A straightforward answer to the question that will provide good performance and localize cache-thrashing of host memory data structures to a small set of CPUs is to simply mask the output from the Indirection Table with the number of receive queues that are supported. For example, assume an implementation only supports four queues but the network adapter is installed on an eight processor system. In this case, masking the Indirection Table output means that the least-significant two bits are used. Thus all network traffic receive processing will be limited to CPUs zero through three if the BaseCPUNumber is set to zero. If the BaseCPUNumber was non-zero, then the resultant masked value is added to the BaseCPUNumber. Thus if the BaseCPUNumber was four, then CPUs four through seven would be used.
RSS Limitations
Receive-Side Scaling (RSS) requires a significant number of CPU cycles if the algorithm is implemented in software on the host CPU, because RSS is cryptographically secure. Thus a software implementation of RSS could make the system perform worse than if RSS were not enabled. As a result, implementations should not support RSS if the network adapter cannot generate the hash result.
The types of protocols that are received limit RSS load balancing. Load balancing on a per-connection basis is supported only for TCP. Depending on the hash type setting, other protocols such as the User Datagram Protocol (UDP), IPsec, IGMP, and ICMP are hashed on the source and destination IP address. For incoming packets that are not IP packets (for example, on Ethernet this would be a different EtherType than the one assigned to IPv4 or IPv6), the packets cannot be classified and will be handled in a fashion similar to the NDIS 5.1 method, where no hash value is set and all packets are indicated on a single CPU DPC.
If an application is not running on the CPU that RSS has scheduled the receive traffic to be processed on, some cache optimizations may not occur. To eliminate this issue, a mechanism will be provided to allow the application to query the current processor that it should run on for best performance.

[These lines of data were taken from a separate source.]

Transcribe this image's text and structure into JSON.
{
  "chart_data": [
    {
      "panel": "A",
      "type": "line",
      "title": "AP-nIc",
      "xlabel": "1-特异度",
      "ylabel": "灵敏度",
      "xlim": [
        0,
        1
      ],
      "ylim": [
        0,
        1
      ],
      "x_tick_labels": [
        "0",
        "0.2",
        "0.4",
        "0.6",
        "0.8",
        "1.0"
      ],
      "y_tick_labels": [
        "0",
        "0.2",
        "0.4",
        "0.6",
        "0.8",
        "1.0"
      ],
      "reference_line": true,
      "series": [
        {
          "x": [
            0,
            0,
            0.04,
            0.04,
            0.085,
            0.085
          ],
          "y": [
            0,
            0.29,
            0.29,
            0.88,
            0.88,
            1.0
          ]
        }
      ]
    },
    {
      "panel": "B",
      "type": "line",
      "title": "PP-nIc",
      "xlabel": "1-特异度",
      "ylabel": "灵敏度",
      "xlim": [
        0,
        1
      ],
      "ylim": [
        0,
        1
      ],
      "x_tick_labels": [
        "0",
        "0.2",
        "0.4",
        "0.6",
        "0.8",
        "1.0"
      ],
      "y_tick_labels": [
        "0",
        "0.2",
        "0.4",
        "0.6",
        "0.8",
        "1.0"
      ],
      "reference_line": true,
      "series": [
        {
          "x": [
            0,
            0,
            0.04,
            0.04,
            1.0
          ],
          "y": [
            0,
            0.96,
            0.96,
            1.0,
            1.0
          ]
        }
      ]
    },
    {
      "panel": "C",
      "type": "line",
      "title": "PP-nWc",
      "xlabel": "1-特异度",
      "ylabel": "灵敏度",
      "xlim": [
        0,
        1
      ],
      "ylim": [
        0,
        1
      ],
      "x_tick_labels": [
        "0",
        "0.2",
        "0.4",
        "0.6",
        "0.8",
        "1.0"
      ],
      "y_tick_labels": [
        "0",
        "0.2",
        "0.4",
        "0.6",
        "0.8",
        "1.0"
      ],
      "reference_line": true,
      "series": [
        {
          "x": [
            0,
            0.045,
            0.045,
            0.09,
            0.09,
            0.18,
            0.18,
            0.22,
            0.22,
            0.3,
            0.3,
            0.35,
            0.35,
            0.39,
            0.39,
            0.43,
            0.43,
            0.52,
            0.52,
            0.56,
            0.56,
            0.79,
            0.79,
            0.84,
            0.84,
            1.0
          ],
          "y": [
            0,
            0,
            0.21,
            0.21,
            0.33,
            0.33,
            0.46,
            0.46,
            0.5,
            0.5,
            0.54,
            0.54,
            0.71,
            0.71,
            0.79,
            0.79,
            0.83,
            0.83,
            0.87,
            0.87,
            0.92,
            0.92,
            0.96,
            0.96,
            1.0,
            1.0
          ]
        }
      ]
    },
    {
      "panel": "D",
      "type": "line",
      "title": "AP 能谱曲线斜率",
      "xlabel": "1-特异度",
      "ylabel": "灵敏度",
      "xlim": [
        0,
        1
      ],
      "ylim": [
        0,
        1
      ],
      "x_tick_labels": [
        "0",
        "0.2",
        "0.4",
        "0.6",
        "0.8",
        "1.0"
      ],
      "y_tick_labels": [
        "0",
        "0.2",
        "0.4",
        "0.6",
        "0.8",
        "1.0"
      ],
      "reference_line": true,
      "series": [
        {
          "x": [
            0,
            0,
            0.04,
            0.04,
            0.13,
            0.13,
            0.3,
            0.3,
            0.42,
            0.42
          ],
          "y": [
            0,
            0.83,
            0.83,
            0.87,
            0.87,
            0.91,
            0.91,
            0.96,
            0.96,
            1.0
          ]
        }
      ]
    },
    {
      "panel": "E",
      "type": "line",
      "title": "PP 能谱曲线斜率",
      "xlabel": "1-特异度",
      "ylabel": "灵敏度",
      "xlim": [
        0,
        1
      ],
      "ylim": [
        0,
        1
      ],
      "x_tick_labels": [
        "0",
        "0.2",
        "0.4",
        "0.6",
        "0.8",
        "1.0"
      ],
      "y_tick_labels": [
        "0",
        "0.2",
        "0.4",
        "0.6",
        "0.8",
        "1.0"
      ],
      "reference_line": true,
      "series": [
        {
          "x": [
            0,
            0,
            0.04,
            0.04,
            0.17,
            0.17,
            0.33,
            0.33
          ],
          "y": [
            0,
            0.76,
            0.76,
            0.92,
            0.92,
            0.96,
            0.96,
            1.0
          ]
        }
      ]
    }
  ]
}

If the application is not modified in this fashion, application performance on RSS is still expected to be significantly better than performance on the current NDIS 5.1 infrastructure. However, in extremely rare conditions on nonuniform-memory-access (NUMA) systems, the system administrator may want to disable RSS.
Finally, RSS may need to be configured on systems where network processing is restricted to a subset of the processors in the system. Systems with large processor counts (for example 16- and 32-way processors) may not want all processors simultaneously processing network traffic. In such cases, RSS should be restricted to a small subset of the processors. To limit hardware and software complexity, the administrator can restrict only processors ranges that start at zero and are a power-of-two number of processors. The RSS hashing must also go to a power-of-two number of processors. So for example, if the system is a seven-processor system, where the administrator wants to forbid CPUs 0 through 2 from participating in RSS, the administrator must instead restrict CPUs 0 through 3. Because the number of RSS CPUs must be a power of two, only CPUs 4 and 5 can be used. (CPU 6 will not be used by RSS either.)